8. La dispersión de la existencia. Constantemente el grupo evalúa quien tiene derecho a existir según los beneficios del líder, no hay decisiones equitativas sino tajantes.» Citado en: Ensayo crítico sobre coaching en México. Las nuevas organizaciones (sectas): desde la Filosofía y Psicología. Psic.
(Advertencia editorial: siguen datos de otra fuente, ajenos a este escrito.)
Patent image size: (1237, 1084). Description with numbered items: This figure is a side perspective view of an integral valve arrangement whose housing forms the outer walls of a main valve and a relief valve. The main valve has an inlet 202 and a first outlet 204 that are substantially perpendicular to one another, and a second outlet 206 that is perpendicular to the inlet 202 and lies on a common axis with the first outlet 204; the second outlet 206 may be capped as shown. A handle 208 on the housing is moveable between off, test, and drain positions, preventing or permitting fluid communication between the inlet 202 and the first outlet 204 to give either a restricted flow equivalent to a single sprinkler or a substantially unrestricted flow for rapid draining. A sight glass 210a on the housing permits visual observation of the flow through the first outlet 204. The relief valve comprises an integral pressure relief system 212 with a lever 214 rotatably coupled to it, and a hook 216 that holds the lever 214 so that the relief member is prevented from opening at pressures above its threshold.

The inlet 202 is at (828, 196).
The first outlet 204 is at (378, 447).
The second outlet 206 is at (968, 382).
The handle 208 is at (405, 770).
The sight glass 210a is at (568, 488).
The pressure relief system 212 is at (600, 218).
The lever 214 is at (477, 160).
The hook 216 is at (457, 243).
Betzabé Ávila López. https://www.academia.edu/14059091/sectas_and_coaching

En ese entorno, donde un líder se presenta como alguien fuera de lo común por ser “la persona más inteligente del mundo”, que exige una disciplina absoluta y que domina una estructura piramidal de discípulos que se convierten en cómplices, es fácil caer en abusos de poder y conductas ilícitas, por ello se esperan los resultados de la investigación a esos adeptos que disfrutaban del poder que les otorgaba la cercanía al líder, y sus respectivas condenas.
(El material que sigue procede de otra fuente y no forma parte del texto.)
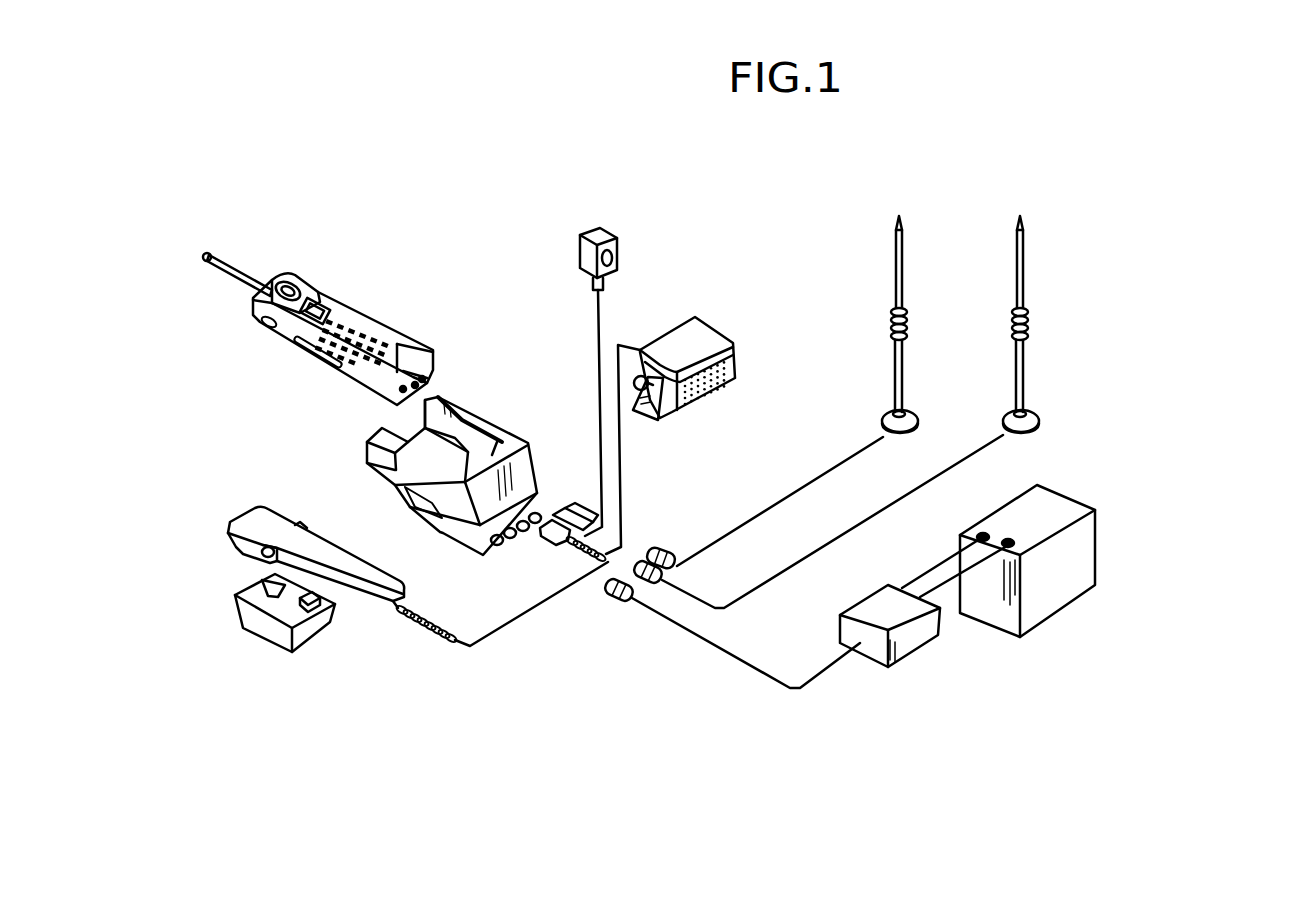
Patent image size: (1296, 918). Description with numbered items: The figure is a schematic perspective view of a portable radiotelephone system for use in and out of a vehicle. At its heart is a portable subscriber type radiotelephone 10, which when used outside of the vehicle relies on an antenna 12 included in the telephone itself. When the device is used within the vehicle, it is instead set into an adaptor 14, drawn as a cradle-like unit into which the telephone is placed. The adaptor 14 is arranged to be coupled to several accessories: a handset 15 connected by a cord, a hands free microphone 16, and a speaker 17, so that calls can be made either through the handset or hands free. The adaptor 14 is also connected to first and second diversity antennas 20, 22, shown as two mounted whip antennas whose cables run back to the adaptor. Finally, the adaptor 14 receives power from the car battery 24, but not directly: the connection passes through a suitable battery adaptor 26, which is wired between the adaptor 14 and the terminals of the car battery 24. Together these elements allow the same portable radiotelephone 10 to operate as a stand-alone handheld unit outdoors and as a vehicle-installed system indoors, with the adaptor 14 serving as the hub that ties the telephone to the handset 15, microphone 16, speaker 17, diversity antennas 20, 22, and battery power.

The portable subscriber type radiotelephone 10 is at (333, 296).
The antenna 12 is at (230, 262).
The adaptor 14 is at (487, 414).
The handset 15 is at (272, 508).
The hands free microphone 16 is at (580, 258).
The speaker 17 is at (705, 325).
The first diversity antenna 20 is at (897, 287).
The second diversity antenna 22 is at (1023, 282).
The car battery 24 is at (1053, 618).
The battery adaptor 26 is at (920, 650).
Quizás la definición más completa de secta destructiva sea todavía, la de P Rodríguez, Esclavos de un mesías, Elfos Barcelona 1984. Páginas 25, 26. Citado por Bosch.

«"secta destructiva" a todo grupo que se ajusta a los siguientes puntos: 1. Grupo cohesionado por una doctrina (religiosa o socio-religiosa) demagógica y encabezado por un líder carismático que es la divinidad misma o un elegido por ella; o bien un poseedor de la "verdad absoluta" en cualquier ámbito social. 2. Estructura teocrática vertical y totalitaria, en donde la palabra de los dirigentes es dogma de fe. Los líderes

intervienen hasta en los detalles más íntimos y personales de sus adeptos y exigen que sus órdenes sean ejecutadas sin la menor crítica. 3. Exigen adhesión total al grupo y obligan (bajo presión psicológica) a romper con todos los lazos sociales anteriores a la entrada al culto: padres, pareja, amigos, trabajo, estudios, etc. 4. Viven en comunidades cerradas o en total dependencia del grupo. 5. Suprimen las libertades individuales y el derecho a la intimidad. 6. Controlan la información que llega hasta sus adeptos, manipulándola a su conveniencia. 7. Utilizan sofisticadas técnicas neurofisiológicas -enmascaradas bajo la "meditación" o el "renacimiento espiritual"-

que sirven para anular la voluntad y el razonamiento de los adeptos, causándoles en muchos casos lesiones psíquicas graves. 8. Propugnan un rechazo total a la sociedad y a sus instituciones. Fuera del culto, todos somos enemigos (polarización entre el bien-secta y el mal-sociedad), la sociedad es basura y las personas que viven en ella sólo interesan en la medida en que puedan servir al grupo. 9. Sus actividades primordiales son el proselitismo (conseguir nuevos adeptos) y la recolección de dinero (cuestaciones callejeras, cursos, actividades comerciales e industriales e incluso claramente delictivas). En el caso de las sectas multinacionales, el dinero es enviado en buena parte a las centrales de cada grupo. 10. Bajo coacción psicológica, obtienen la entrega del patrimonio personal de los nuevos adeptos a la secta o de grandes sumas de dinero en concepto de "cursillos" o "auditorías". Los miembros que trabajan en el exterior del grupo entregan todo o gran parte de su salario a la secta. Y los que trabajan en empresas de culto no cobran salarios (las nóminas de esas empresas sólo son una cobertura ilegal, ya que nunca se hacen efectivas -o devuelven el dinero- para sus miembros-mano de obra)».

La duda permanece y habrá que esperar más información, adicional a lo que pueda recabarse en un documental o serie televisiva ¿Por qué los juniors de familias poderosas parecen tan proclives a formar parte de este tipo de organizaciones? ¿Qué moral o ética los guía para aprovecharse de los demás?